Record fine in the Grindr case confirmed
The Privacy Appeals Board has now made a decision in the Grind case. The Board upholds the Norwegian Data Protection Authority’s decision on an administrative fine of NOK 65 million.
The Privacy Appeals Board has now made a decision in the Grind case. The Board upholds the Norwegian Data Protection Authority’s decision on an administrative fine of NOK 65 million.
– We are very pleased that the Privacy Appeals Board agrees with our conclusions and has upheld our decision. This has been an important and prioritised case for the Norwegian Data Protection Authority and of course for consumers’ data protection," says Line Coll, Director General of the Data Protection Authority.
Grindr is a location-based dating app aimed at gay, bi, trans and queer people. In 2020, the Norwegian Consumer Council lodged a complaint against the app with the Data Protection Authority. The reason was that Grindr shared information about GPS location, IP address, mobile phone advertising ID, age and gender – in addition to an individual being a Grindr user – to several third parties for marketing purposes.
The Data Protection Authority concluded that Grindr disclosed personal data about users to third parties for behavioural advertising without a legal basis. Therefore, in December 2021, a fine of NOK 65 million was imposed.
The case concerns Grindr’s practices in the time period from when the GDPR became applicable until April 2020, when Grindr changed its consent mecahnism. The Norwegian Data Protection Authority has not assessed the legality of the current practices of Grindr.
The Norwegian Data Protection Authority’s conclusion in the decision was that consent was required to share the personal data in question, but that the so-called ‘consents’ that Grindr collected were not valid.
The Privacy Appeal Board agrees, stating that consent was neither voluntary, specific nor informed. The Board points out, among other things, that the user was not given a free choice to consent to the disclosure of personal data during registration in the app, and that the relevant information about data sharing was only included in the privacy policy.
– Consent is a tool for giving users control over their own personal data. If users are not made able to understand what they are consented to, or if they are not granted real freedom of choice, the consents are illusory, Coll emphasises.
Information about sexual orientation enjoys particular protection under the GDPR. The Data Protection Authority considered that information revealing that someone is a Grindr user, constitutes such a special category of personal data, because it strongly indicates that they belong to one of the sexual minorities the Grindr app targets.

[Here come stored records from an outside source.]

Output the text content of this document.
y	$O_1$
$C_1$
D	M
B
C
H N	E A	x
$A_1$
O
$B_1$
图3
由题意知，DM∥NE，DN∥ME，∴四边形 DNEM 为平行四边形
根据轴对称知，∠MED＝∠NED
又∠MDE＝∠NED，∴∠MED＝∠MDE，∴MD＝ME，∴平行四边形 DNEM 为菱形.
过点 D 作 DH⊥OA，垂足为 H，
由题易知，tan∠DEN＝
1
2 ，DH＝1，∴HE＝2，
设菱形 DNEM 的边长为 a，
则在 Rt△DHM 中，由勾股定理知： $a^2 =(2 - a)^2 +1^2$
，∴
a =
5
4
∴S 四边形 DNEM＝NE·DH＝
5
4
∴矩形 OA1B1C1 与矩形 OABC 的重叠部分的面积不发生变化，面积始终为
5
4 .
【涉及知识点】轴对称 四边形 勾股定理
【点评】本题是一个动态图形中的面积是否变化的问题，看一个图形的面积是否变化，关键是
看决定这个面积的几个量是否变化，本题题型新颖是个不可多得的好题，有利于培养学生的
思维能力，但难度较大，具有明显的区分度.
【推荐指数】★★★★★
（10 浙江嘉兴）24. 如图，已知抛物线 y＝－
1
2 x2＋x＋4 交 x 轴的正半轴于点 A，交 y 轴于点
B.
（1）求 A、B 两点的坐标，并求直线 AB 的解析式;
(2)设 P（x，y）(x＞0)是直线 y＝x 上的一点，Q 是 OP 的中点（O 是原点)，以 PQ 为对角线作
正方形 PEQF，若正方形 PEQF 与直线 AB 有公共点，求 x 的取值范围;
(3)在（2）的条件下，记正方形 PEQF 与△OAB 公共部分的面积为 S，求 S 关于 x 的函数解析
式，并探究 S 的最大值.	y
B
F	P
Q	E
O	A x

Since the consents Grindr collected were invalid, Grindr was not legally permitted to share such information.
In the decision, the Privacy Appeals Board states that although the specific sexual orientation of the users was not disclosed, information that someone is a user on Grindr says that they most likely have a sexual orientation that differs from that of the majority. In the Board’s view, this means that Grindr has disclosed special category personal data unlawfully.

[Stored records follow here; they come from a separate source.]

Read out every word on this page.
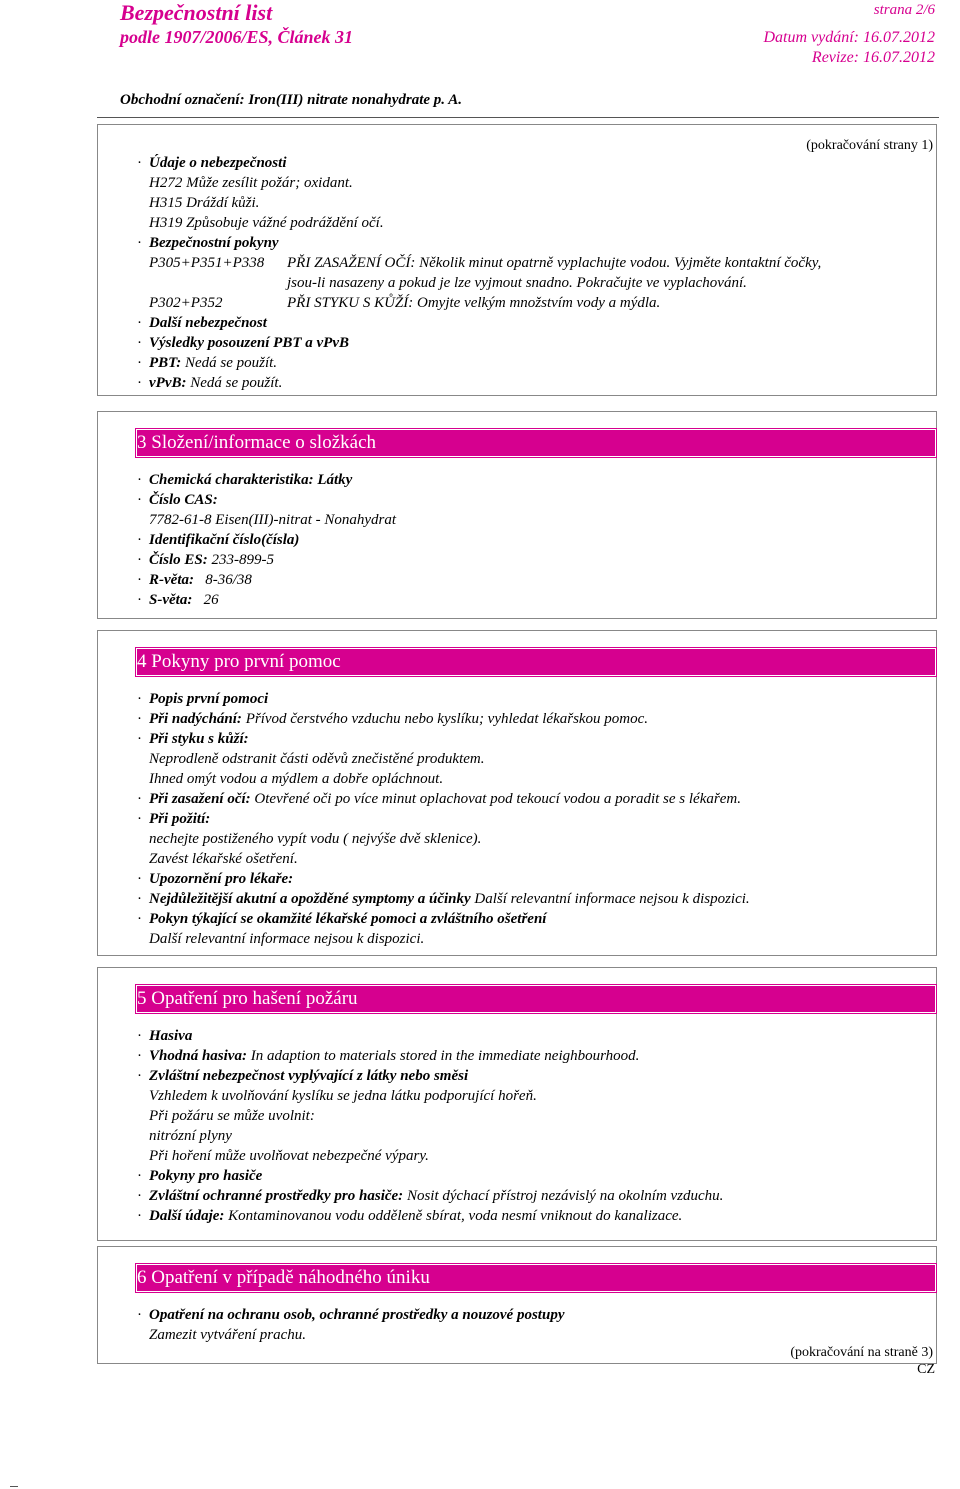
Bezpečnostní list
podle 1907/2006/ES, Článek 31
strana 2/6
Datum vydání: 16.07.2012
Revize: 16.07.2012
Obchodní označení: Iron(III) nitrate nonahydrate p. A.
(pokračování strany 1)
· Údaje o nebezpečnosti
H272 Může zesílit požár; oxidant.
H315 Dráždí kůži.
H319 Způsobuje vážné podráždění očí.
· Bezpečnostní pokyny
P305+P351+P338 PŘI ZASAŽENÍ OČÍ: Několik minut opatrně vyplachujte vodou. Vyjměte kontaktní čočky,
jsou-li nasazeny a pokud je lze vyjmout snadno. Pokračujte ve vyplachování.
P302+P352	PŘI STYKU S KŮŽÍ: Omyjte velkým množstvím vody a mýdla.
· Další nebezpečnost
· Výsledky posouzení PBT a vPvB
· PBT: Nedá se použít.
· vPvB: Nedá se použít.
3 Složení/informace o složkách
· Chemická charakteristika: Látky
· Číslo CAS:
7782-61-8 Eisen(III)-nitrat - Nonahydrat
· Identifikační číslo(čísla)
· Číslo ES: 233-899-5
· R-věta: 8-36/38
· S-věta: 26
4 Pokyny pro první pomoc
· Popis první pomoci
· Při nadýchání: Přívod čerstvého vzduchu nebo kyslíku; vyhledat lékařskou pomoc.
· Při styku s kůží:
Neprodleně odstranit části oděvů znečistěné produktem.
Ihned omýt vodou a mýdlem a dobře opláchnout.
· Při zasažení očí: Otevřené oči po více minut oplachovat pod tekoucí vodou a poradit se s lékařem.
· Při požití:
nechejte postiženého vypít vodu ( nejvýše dvě sklenice).
Zavést lékařské ošetření.
· Upozornění pro lékaře:
· Nejdůležitější akutní a opožděné symptomy a účinky Další relevantní informace nejsou k dispozici.
· Pokyn týkající se okamžité lékařské pomoci a zvláštního ošetření
Další relevantní informace nejsou k dispozici.
5 Opatření pro hašení požáru
· Hasiva
· Vhodná hasiva: In adaption to materials stored in the immediate neighbourhood.
· Zvláštní nebezpečnost vyplývající z látky nebo směsi
Vzhledem k uvolňování kyslíku se jedna látku podporující hořeň.
Při požáru se může uvolnit:
nitrózní plyny
Při hoření může uvolňovat nebezpečné výpary.
· Pokyny pro hasiče
· Zvláštní ochranné prostředky pro hasiče: Nosit dýchací přístroj nezávislý na okolním vzduchu.
· Další údaje: Kontaminovanou vodu odděleně sbírat, voda nesmí vniknout do kanalizace.
6 Opatření v případě náhodného úniku
· Opatření na ochranu osob, ochranné prostředky a nouzové postupy
Zamezit vytváření prachu.
(pokračování na straně 3)
CZ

– Grindr is used to connect with other people in the LGBTQ+ community, and identifiable information about users and their use of Grindr was shared to an unknown number of third parties for marketing purposes. The European Court of Justice has recently confirmed in several decisions that the notion of special categories of personal data must be interpreted broadly in order to ensure a high level of data protection, Coll says.

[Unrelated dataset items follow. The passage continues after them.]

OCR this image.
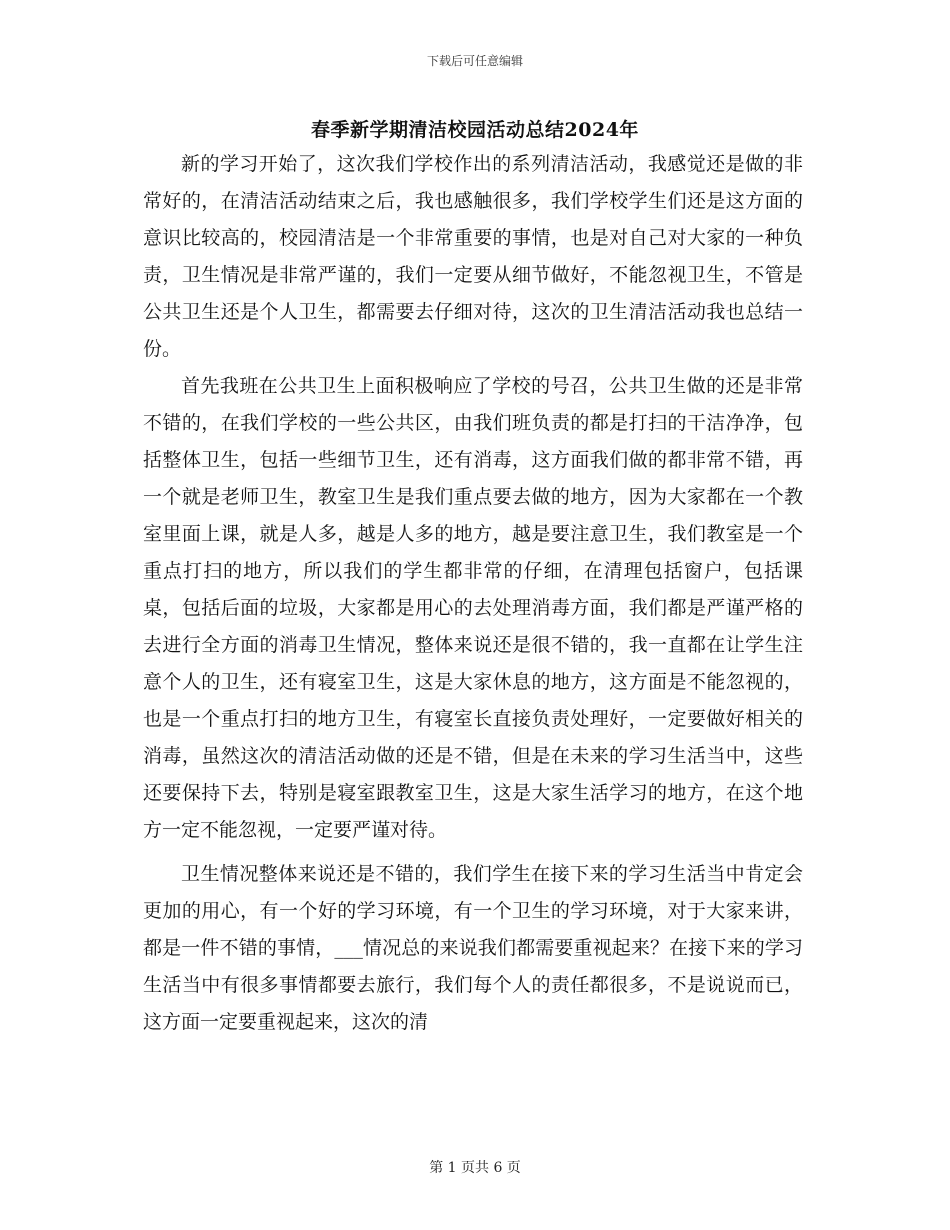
下载后可任意编辑
春季新学期清洁校园活动总结2024年

新的学习开始了，这次我们学校作出的系列清洁活动，我感觉还是做的非常好的，在清洁活动结束之后，我也感触很多，我们学校学生们还是这方面的意识比较高的，校园清洁是一个非常重要的事情，也是对自己对大家的一种负责，卫生情况是非常严谨的，我们一定要从细节做好，不能忽视卫生，不管是公共卫生还是个人卫生，都需要去仔细对待，这次的卫生清洁活动我也总结一份。

首先我班在公共卫生上面积极响应了学校的号召，公共卫生做的还是非常不错的，在我们学校的一些公共区，由我们班负责的都是打扫的干洁净净，包括整体卫生，包括一些细节卫生，还有消毒，这方面我们做的都非常不错，再一个就是老师卫生，教室卫生是我们重点要去做的地方，因为大家都在一个教室里面上课，就是人多，越是人多的地方，越是要注意卫生，我们教室是一个重点打扫的地方，所以我们的学生都非常的仔细，在清理包括窗户，包括课桌，包括后面的垃圾，大家都是用心的去处理消毒方面，我们都是严谨严格的去进行全方面的消毒卫生情况，整体来说还是很不错的，我一直都在让学生注意个人的卫生，还有寝室卫生，这是大家休息的地方，这方面是不能忽视的，也是一个重点打扫的地方卫生，有寝室长直接负责处理好，一定要做好相关的消毒，虽然这次的清洁活动做的还是不错，但是在未来的学习生活当中，这些还要保持下去，特别是寝室跟教室卫生，这是大家生活学习的地方，在这个地方一定不能忽视，一定要严谨对待。

卫生情况整体来说还是不错的，我们学生在接下来的学习生活当中肯定会更加的用心，有一个好的学习环境，有一个卫生的学习环境，对于大家来讲，都是一件不错的事情，___情况总的来说我们都需要重视起来？在接下来的学习生活当中有很多事情都要去旅行，我们每个人的责任都很多，不是说说而已，这方面一定要重视起来，这次的清

第 1 页共 6 页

The fine of NOK 65 million is the highest that the Data Protection Authority has ever imposed. The reason for the high fine is the severity of the infringements. Thousands of users in Norway had their personal data unlawfully disclosed to an unknown number of companies in order to serve Grindr’s commercial interests, including location data and the fact that they are Grindr users. Business models based on behavioural advertising are common in the digital economy, and it is important that fines for offences are dissuasive and contribute to compliance with the data protection rules.
The Privacy Appeals Board has not found any reason to change the amount of the fine, and it highlights the seriousness of the infringement, the number of data subjects affected, the categories of personal data in question and the fact that the infringement was ongoing for almost two years. The Board also points out that it is an intentional act where the company has consciously chosen a technical solution that does not make it possible to register in the app without "approving" the disclosure of information for behavioural advertising at the same time.
– Our consumers are entitled to data protection in applications delivered from international players. The decision creates an expectation and shows that international players in the Norwegian market must provide services that safeguard Norwegian users and their data protection rights, says Coll.
Decisions from the Privacy Appeals Board cannot be further appealed, but Grindr can bring legal action before the courts regarding the validity of the Privacy Appeals Board’s decision.